Overview
Contextual-SQL Reward Model
ContextualAI/ctx-bird-reward-250121 is a 32.8 billion parameter reward model developed by Contextual AI, fine-tuned from Qwen-2.5-32B-Instruct. It serves as the scoring component of the Contextual-SQL system, which achieved the #1 position on the BIRD benchmark leaderboard in February 2025. This model's primary function is to rank candidate SQL queries by evaluating their execution correctness against a given database schema and natural language query.
Key Capabilities
- SQL Candidate Scoring: Ranks the quality of generated SQL queries based on their correctness.
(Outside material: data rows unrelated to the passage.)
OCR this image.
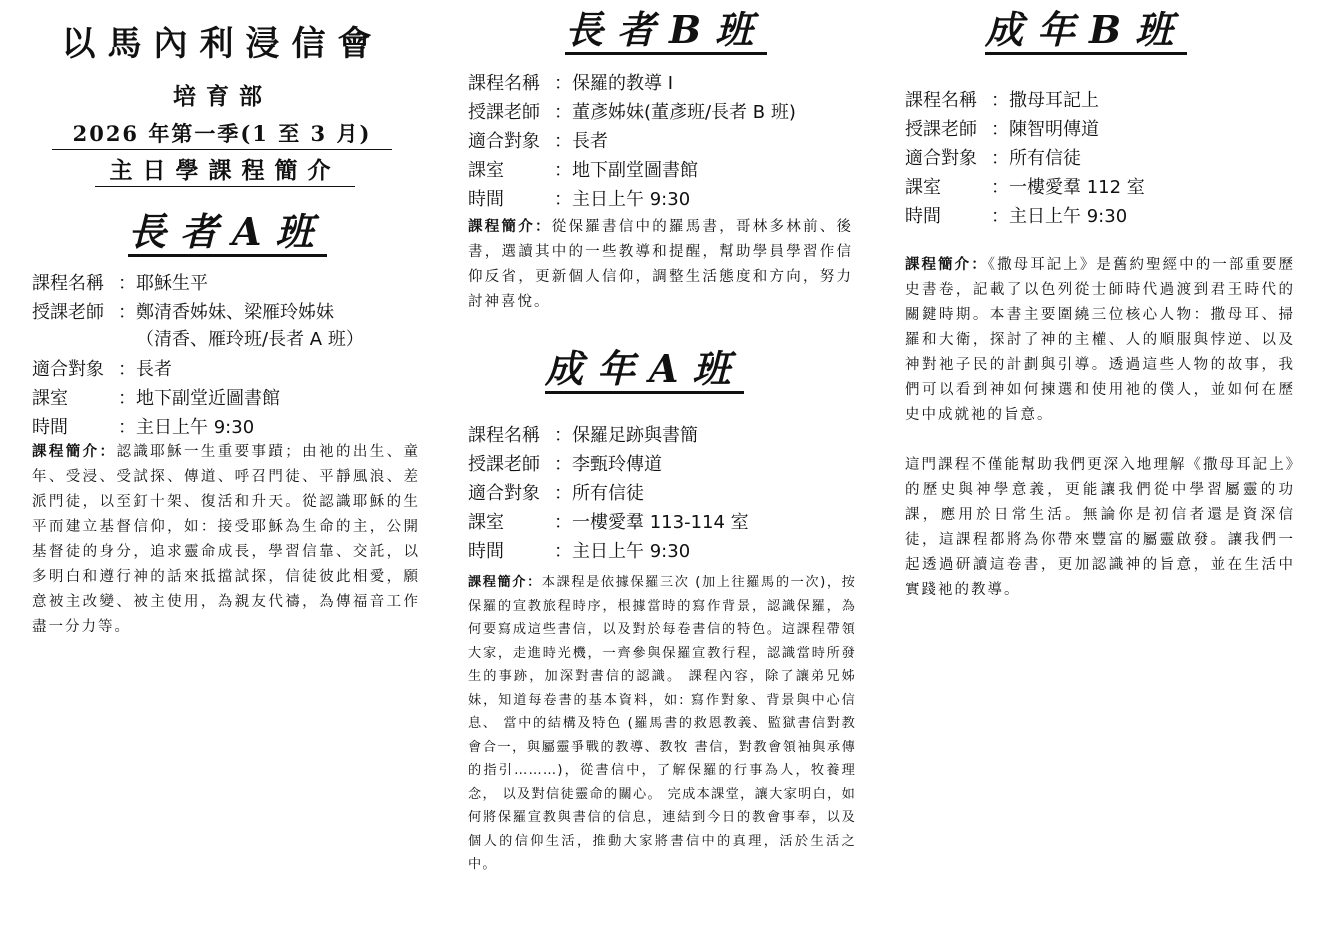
以馬內利浸信會
培育部
2026 年第一季(1 至 3 月)
主日學課程簡介
長者A班
課程名稱 ： 耶穌生平
授課老師 ： 鄭清香姊妹、梁雁玲姊妹
（清香、雁玲班/長者 A 班）
適合對象 ： 長者
課室	： 地下副堂近圖書館
時間	： 主日上午 9:30

課程簡介：認識耶穌一生重要事蹟；由祂的出生、童年、受浸、受試探、傳道、呼召門徒、平靜風浪、差派門徒，以至釘十架、復活和升天。從認識耶穌的生平而建立基督信仰，如：接受耶穌為生命的主，公開基督徒的身分，追求靈命成長，學習信靠、交託，以多明白和遵行神的話來抵擋試探，信徒彼此相愛，願意被主改變、被主使用，為親友代禱，為傳福音工作盡一分力等。

長者B班
課程名稱 ： 保羅的教導 I
授課老師 ： 董彥姊妹(董彥班/長者 B 班)
適合對象 ： 長者
課室	： 地下副堂圖書館
時間	： 主日上午 9:30

課程簡介：從保羅書信中的羅馬書，哥林多林前、後書，選讀其中的一些教導和提醒，幫助學員學習作信仰反省，更新個人信仰，調整生活態度和方向，努力討神喜悅。

成年A班
課程名稱 ： 保羅足跡與書簡
授課老師 ： 李甄玲傳道
適合對象 ： 所有信徒
課室	： 一樓愛羣 113-114 室
時間	： 主日上午 9:30

課程簡介：本課程是依據保羅三次 (加上往羅馬的一次)，按保羅的宣教旅程時序，根據當時的寫作背景，認識保羅，為何要寫成這些書信，以及對於每卷書信的特色。這課程帶領大家，走進時光機，一齊參與保羅宣教行程，認識當時所發生的事跡，加深對書信的認識。 課程內容，除了讓弟兄姊妹，知道每卷書的基本資料，如: 寫作對象、背景與中心信息、 當中的結構及特色 (羅馬書的救恩教義、監獄書信對教會合一，與屬靈爭戰的教導、教牧 書信，對教會領袖與承傳的指引………)，從書信中，了解保羅的行事為人，牧養理念， 以及對信徒靈命的關心。 完成本課堂，讓大家明白，如何將保羅宣教與書信的信息，連結到今日的教會事奉，以及 個人的信仰生活，推動大家將書信中的真理，活於生活之中。

成年B班
課程名稱 ： 撒母耳記上
授課老師 ： 陳智明傳道
適合對象 ： 所有信徒
課室	： 一樓愛羣 112 室
時間	： 主日上午 9:30

課程簡介：《撒母耳記上》是舊約聖經中的一部重要歷史書卷，記載了以色列從士師時代過渡到君王時代的關鍵時期。本書主要圍繞三位核心人物：撒母耳、掃羅和大衛，探討了神的主權、人的順服與悖逆、以及神對祂子民的計劃與引導。透過這些人物的故事，我們可以看到神如何揀選和使用祂的僕人，並如何在歷史中成就祂的旨意。

這門課程不僅能幫助我們更深入地理解《撒母耳記上》的歷史與神學意義，更能讓我們從中學習屬靈的功課，應用於日常生活。無論你是初信者還是資深信徒，這課程都將為你帶來豐富的屬靈啟發。讓我們一起透過研讀這卷書，更加認識神的旨意，並在生活中實踐祂的教導。
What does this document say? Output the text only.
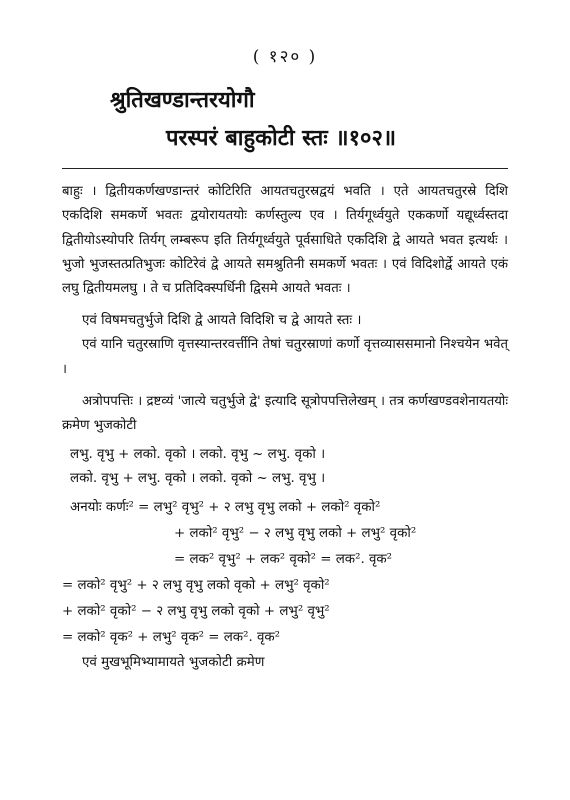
( १२० )
श्रुतिखण्डान्तरयोगौ
परस्परं बाहुकोटी स्तः ॥१०२॥
बाहुः । द्वितीयकर्णखण्डान्तरं कोटिरिति आयतचतुरस्रद्वयं भवति । एते आयतचतुरस्रे दिशि एकदिशि समकर्णे भवतः द्वयोरायतयोः कर्णस्तुल्य एव । तिर्यगूर्ध्वयुते एककर्णो यद्यूर्ध्वस्तदा द्वितीयोऽस्योपरि तिर्यग् लम्बरूप इति तिर्यगूर्ध्वयुते पूर्वसाधिते एकदिशि द्वे आयते भवत इत्यर्थः । भुजो भुजस्तत्प्रतिभुजः कोटिरेवं द्वे आयते समश्रुतिनी समकर्णे भवतः । एवं विदिशोर्द्वे आयते एकं लघु द्वितीयमलघु । ते च प्रतिदिक्स्पर्धिनी द्विसमे आयते भवतः ।
एवं विषमचतुर्भुजे दिशि द्वे आयते विदिशि च द्वे आयते स्तः ।
एवं यानि चतुरस्राणि वृत्तस्यान्तरवर्त्तीनि तेषां चतुरस्राणां कर्णो वृत्तव्याससमानो निश्चयेन भवेत् ।
अत्रोपपत्तिः । द्रष्टव्यं 'जात्ये चतुर्भुजे द्वे' इत्यादि सूत्रोपपत्तिलेखम् । तत्र कर्णखण्डवशेनायतयोः क्रमेण भुजकोटी
लभु. वृभु + लको. वृको । लको. वृभु ~ लभु. वृको ।
लको. वृभु + लभु. वृको । लको. वृको ~ लभु. वृभु ।
अनयोः कर्णः² = लभु² वृभु² + २ लभु वृभु लको + लको² वृको²
+ लको² वृभु² − २ लभु वृभु लको + लभु² वृको²
= लक² वृभु² + लक² वृको² = लक². वृक²
= लको² वृभु² + २ लभु वृभु लको वृको + लभु² वृको²
+ लको² वृको² − २ लभु वृभु लको वृको + लभु² वृभु²
= लको² वृक² + लभु² वृक² = लक². वृक²
एवं मुखभूमिभ्यामायते भुजकोटी क्रमेण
- Enhanced Text-to-SQL Accuracy: Integrates into a multi-stage pipeline to select the best SQL candidate from multiple generations.
- Finetuned for BIRD Benchmark: Specifically trained on the BIRD dataset using a classification objective with hard negative mining to identify incorrect SQL candidates.
Good For
- Improving Text-to-SQL Systems: Essential for developers building or enhancing text-to-SQL solutions, particularly those aiming for high accuracy on complex datasets.
- Integrating into Multi-Stage Pipelines: Designed to be used as part of a larger system that generates and then validates SQL queries.
- Benchmarking and Research: Useful for researchers and practitioners working on text-to-SQL tasks, especially those interested in reward model approaches.
This model is not a standalone text-to-SQL generator but a crucial component for validating and selecting the most accurate SQL outputs within a comprehensive system. For the complete Contextual-SQL pipeline, including SQL generation, refer to the Contextual-SQL GitHub repository.